“Día por día”

Las coincidencias suelen ser la justificación de los incautos aunque a veces son inocentes y desperdiciarlas sería trágico.

Me refiero al oportuno reportaje del domingo en Hoy sobre el economista macorisano Víctor Canto, aventajado discípulo de Friedman, Stigler y Becker, socio del renombrado Arthur Laffer. Laffer alcanzó prestigio como asesor de Reagan y autor de la teoría llamada “Curva de Laffer”, que demuestra cómo en ciertos casos reducir las tasas impositivas resulta en incrementos en lo recaudado.

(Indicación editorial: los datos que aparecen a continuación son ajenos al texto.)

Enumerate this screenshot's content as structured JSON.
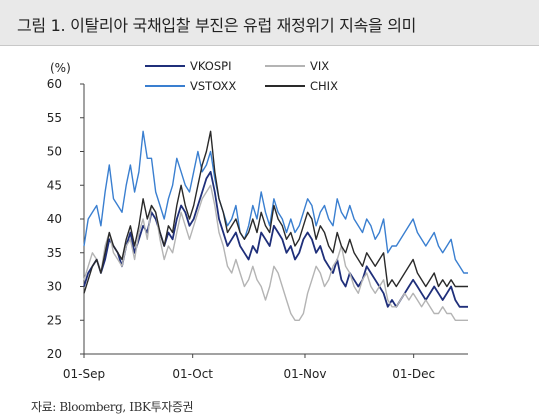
{
  "header": {
    "title": "그림 1. 이탈리아 국채입찰 부진은 유럽 재정위기 지속을 의미"
  },
  "source": "자료: Bloomberg, IBK투자증권",
  "chart_data": {
    "type": "line",
    "ylabel": "(%)",
    "ylim": [
      20,
      60
    ],
    "yticks": [
      "20",
      "25",
      "30",
      "35",
      "40",
      "45",
      "50",
      "55",
      "60"
    ],
    "xticks": [
      "01-Sep",
      "01-Oct",
      "01-Nov",
      "01-Dec"
    ],
    "xtick_dates": [
      "2011-09-01",
      "2011-10-01",
      "2011-11-01",
      "2011-12-01"
    ],
    "xrange": [
      "2011-09-01",
      "2011-12-16"
    ],
    "grid": false,
    "legend_position": "top",
    "series": [
      {
        "name": "VKOSPI",
        "color": "#1f2f7a",
        "width": 1.8,
        "values": [
          30,
          32,
          33,
          34,
          32,
          34,
          37,
          36,
          35,
          33,
          36,
          38,
          35,
          37,
          39,
          38,
          41,
          40,
          38,
          36,
          38,
          37,
          40,
          42,
          41,
          39,
          40,
          42,
          44,
          46,
          47,
          44,
          40,
          38,
          36,
          37,
          38,
          36,
          35,
          34,
          36,
          35,
          38,
          37,
          36,
          39,
          38,
          37,
          35,
          36,
          34,
          35,
          37,
          38,
          37,
          35,
          36,
          34,
          33,
          32,
          34,
          31,
          30,
          32,
          31,
          30,
          31,
          33,
          32,
          31,
          30,
          29,
          27,
          28,
          27,
          28,
          29,
          30,
          31,
          30,
          29,
          28,
          29,
          30,
          29,
          28,
          29,
          30,
          28,
          27,
          27,
          27
        ]
      },
      {
        "name": "VIX",
        "color": "#b4b4b4",
        "width": 1.4,
        "values": [
          31,
          33,
          35,
          34,
          32,
          36,
          38,
          35,
          34,
          33,
          36,
          37,
          34,
          38,
          40,
          37,
          42,
          41,
          37,
          34,
          36,
          35,
          38,
          41,
          39,
          37,
          39,
          41,
          43,
          44,
          45,
          42,
          38,
          36,
          33,
          32,
          34,
          32,
          30,
          31,
          33,
          31,
          30,
          28,
          30,
          33,
          32,
          30,
          28,
          26,
          25,
          25,
          26,
          29,
          31,
          33,
          32,
          30,
          31,
          33,
          34,
          36,
          33,
          32,
          30,
          29,
          31,
          32,
          30,
          29,
          30,
          31,
          28,
          27,
          27,
          28,
          29,
          28,
          29,
          28,
          27,
          28,
          27,
          26,
          26,
          27,
          26,
          26,
          25,
          25,
          25,
          25
        ]
      },
      {
        "name": "VSTOXX",
        "color": "#3a7fd0",
        "width": 1.4,
        "values": [
          36,
          40,
          41,
          42,
          39,
          44,
          48,
          43,
          42,
          41,
          45,
          48,
          44,
          47,
          53,
          49,
          49,
          44,
          42,
          40,
          43,
          45,
          49,
          47,
          45,
          44,
          47,
          50,
          47,
          48,
          50,
          46,
          43,
          41,
          39,
          40,
          42,
          38,
          37,
          39,
          42,
          40,
          44,
          41,
          39,
          43,
          41,
          40,
          38,
          40,
          38,
          39,
          41,
          43,
          42,
          39,
          41,
          42,
          40,
          39,
          43,
          41,
          40,
          42,
          40,
          39,
          38,
          40,
          39,
          37,
          38,
          40,
          35,
          36,
          36,
          37,
          38,
          39,
          40,
          38,
          37,
          36,
          37,
          38,
          36,
          35,
          36,
          37,
          34,
          33,
          32,
          32
        ]
      },
      {
        "name": "CHIX",
        "color": "#2a2a2a",
        "width": 1.4,
        "values": [
          29,
          31,
          33,
          34,
          32,
          35,
          38,
          36,
          35,
          34,
          37,
          39,
          36,
          39,
          43,
          40,
          42,
          41,
          38,
          36,
          39,
          38,
          42,
          45,
          42,
          40,
          42,
          45,
          48,
          50,
          53,
          47,
          43,
          41,
          38,
          39,
          40,
          38,
          37,
          38,
          40,
          38,
          41,
          39,
          38,
          42,
          40,
          39,
          37,
          38,
          36,
          37,
          39,
          41,
          40,
          37,
          39,
          38,
          36,
          35,
          38,
          36,
          35,
          37,
          35,
          34,
          33,
          35,
          34,
          33,
          34,
          35,
          30,
          31,
          30,
          31,
          32,
          33,
          34,
          32,
          31,
          30,
          31,
          32,
          30,
          31,
          30,
          31,
          30,
          30,
          30,
          30
        ]
      }
    ]
  }
}
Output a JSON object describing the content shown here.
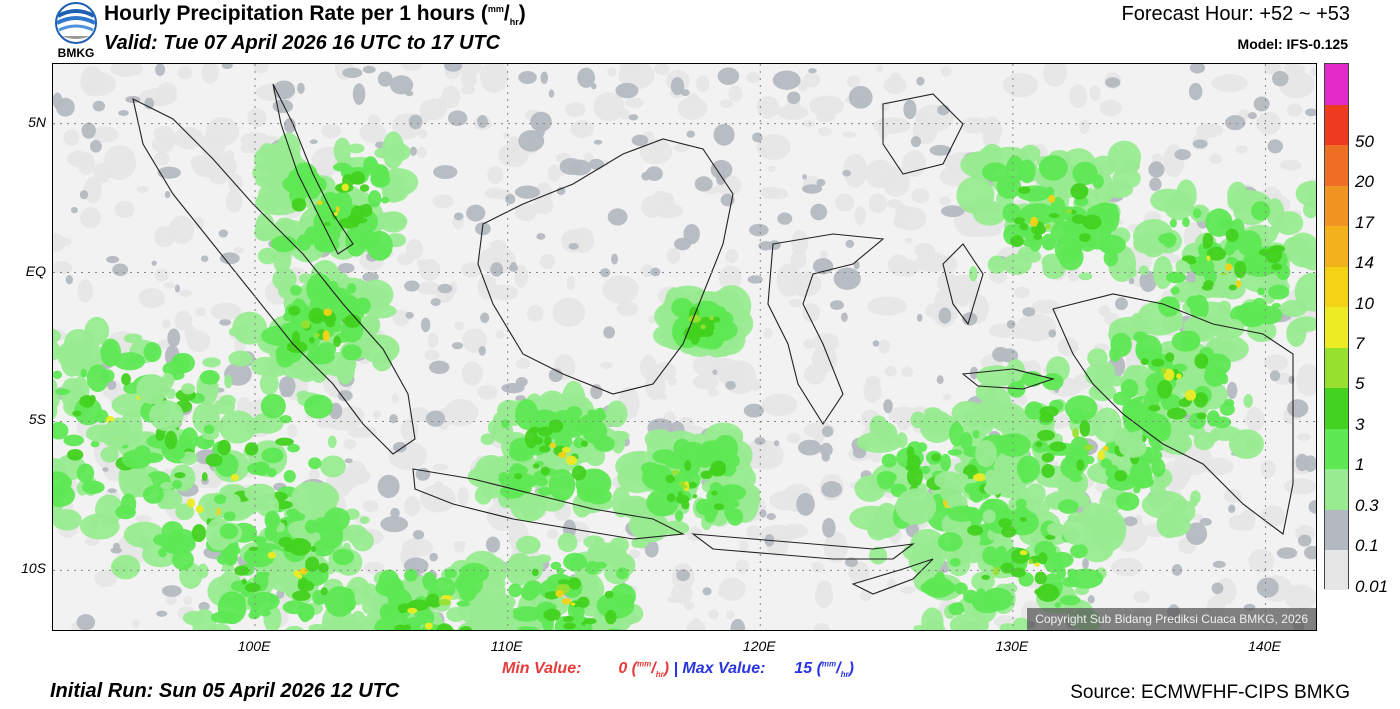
{
  "header": {
    "title_main": "Hourly Precipitation Rate per 1 hours (",
    "title_unit_num": "mm",
    "title_unit_sep": "/",
    "title_unit_den": "hr",
    "title_close": ")",
    "valid": "Valid: Tue 07 April 2026 16 UTC to 17 UTC",
    "forecast_hour": "Forecast Hour: +52 ~ +53",
    "model": "Model: IFS-0.125",
    "logo_text": "BMKG"
  },
  "map": {
    "lon_range": [
      92,
      142
    ],
    "lat_range": [
      -12,
      7
    ],
    "lat_ticks": [
      {
        "label": "5N",
        "value": 5
      },
      {
        "label": "EQ",
        "value": 0
      },
      {
        "label": "5S",
        "value": -5
      },
      {
        "label": "10S",
        "value": -10
      }
    ],
    "lon_ticks": [
      {
        "label": "100E",
        "value": 100
      },
      {
        "label": "110E",
        "value": 110
      },
      {
        "label": "120E",
        "value": 120
      },
      {
        "label": "130E",
        "value": 130
      },
      {
        "label": "140E",
        "value": 140
      }
    ],
    "grid": "dotted",
    "copyright": "Copyright Sub Bidang Prediksi Cuaca BMKG, 2026"
  },
  "legend": {
    "levels": [
      {
        "label": "0.01",
        "color": "#e6e6e6"
      },
      {
        "label": "0.1",
        "color": "#b4b8c0"
      },
      {
        "label": "0.3",
        "color": "#98eb90"
      },
      {
        "label": "1",
        "color": "#5ee854"
      },
      {
        "label": "3",
        "color": "#42d21f"
      },
      {
        "label": "5",
        "color": "#98e030"
      },
      {
        "label": "7",
        "color": "#eceb24"
      },
      {
        "label": "10",
        "color": "#f5d214"
      },
      {
        "label": "14",
        "color": "#f3b11c"
      },
      {
        "label": "17",
        "color": "#f19522"
      },
      {
        "label": "20",
        "color": "#ee6f24"
      },
      {
        "label": "50",
        "color": "#ee3b20"
      },
      {
        "label": "",
        "color": "#e22ac8"
      }
    ]
  },
  "stats": {
    "min_label": "Min Value:",
    "min_value": "0",
    "max_label": "Max Value:",
    "max_value": "15",
    "unit_num": "mm",
    "unit_sep": "/",
    "unit_den": "hr",
    "separator": "|",
    "min_color": "#e53b3b",
    "max_color": "#2a35e0"
  },
  "footer": {
    "initial_run": "Initial Run: Sun 05 April 2026 12 UTC",
    "source": "Source: ECMWFHF-CIPS BMKG"
  }
}
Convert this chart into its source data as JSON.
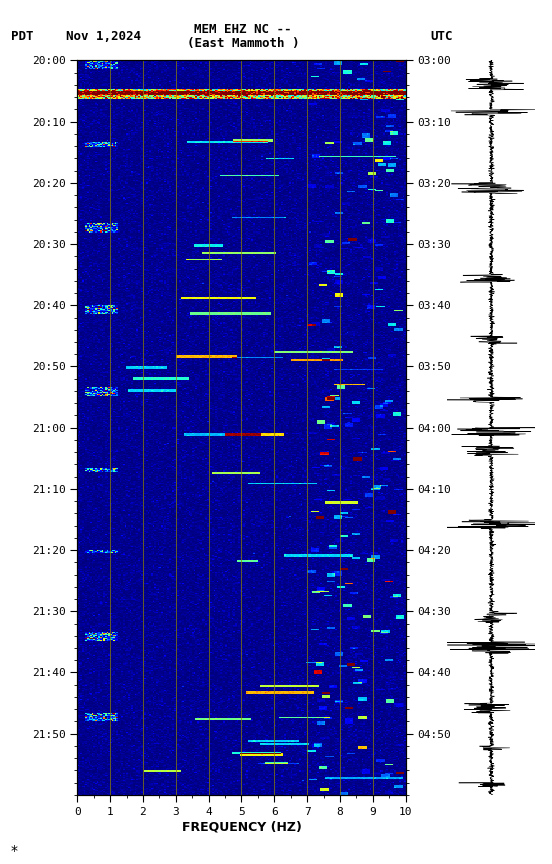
{
  "title_line1": "MEM EHZ NC --",
  "title_line2": "(East Mammoth )",
  "left_label": "PDT",
  "date_label": "Nov 1,2024",
  "right_label": "UTC",
  "left_times": [
    "20:00",
    "20:10",
    "20:20",
    "20:30",
    "20:40",
    "20:50",
    "21:00",
    "21:10",
    "21:20",
    "21:30",
    "21:40",
    "21:50"
  ],
  "right_times": [
    "03:00",
    "03:10",
    "03:20",
    "03:30",
    "03:40",
    "03:50",
    "04:00",
    "04:10",
    "04:20",
    "04:30",
    "04:40",
    "04:50"
  ],
  "freq_label": "FREQUENCY (HZ)",
  "freq_ticks": [
    0,
    1,
    2,
    3,
    4,
    5,
    6,
    7,
    8,
    9,
    10
  ],
  "duration_minutes": 120,
  "grid_color": "#8B8000",
  "colormap": "jet",
  "vmin": 0.0,
  "vmax": 2.5
}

Los dominicanos somos afortunados pues contamos con un puñado de excelentes economistas, pero quizás ninguno tan conocedor y a la vez distanciado de los complejos intereses locales, pues lleva medio siglo viviendo fuera, aunque visita frecuentemente el país.

En un momento de reformas, cambios importantes en el gabinete y necesidad de excelencia, ¿no convendría al presidente Medina aprovechar a Canto como hicieron Reagan, Thatcher y también liberales? Dudo que Víctor se deje convencer, pero dejar de plantear la posibilidad me haría remiso en mi patriotismo: desperdiciar esta eminencia cuando más se necesita sería imperdonable.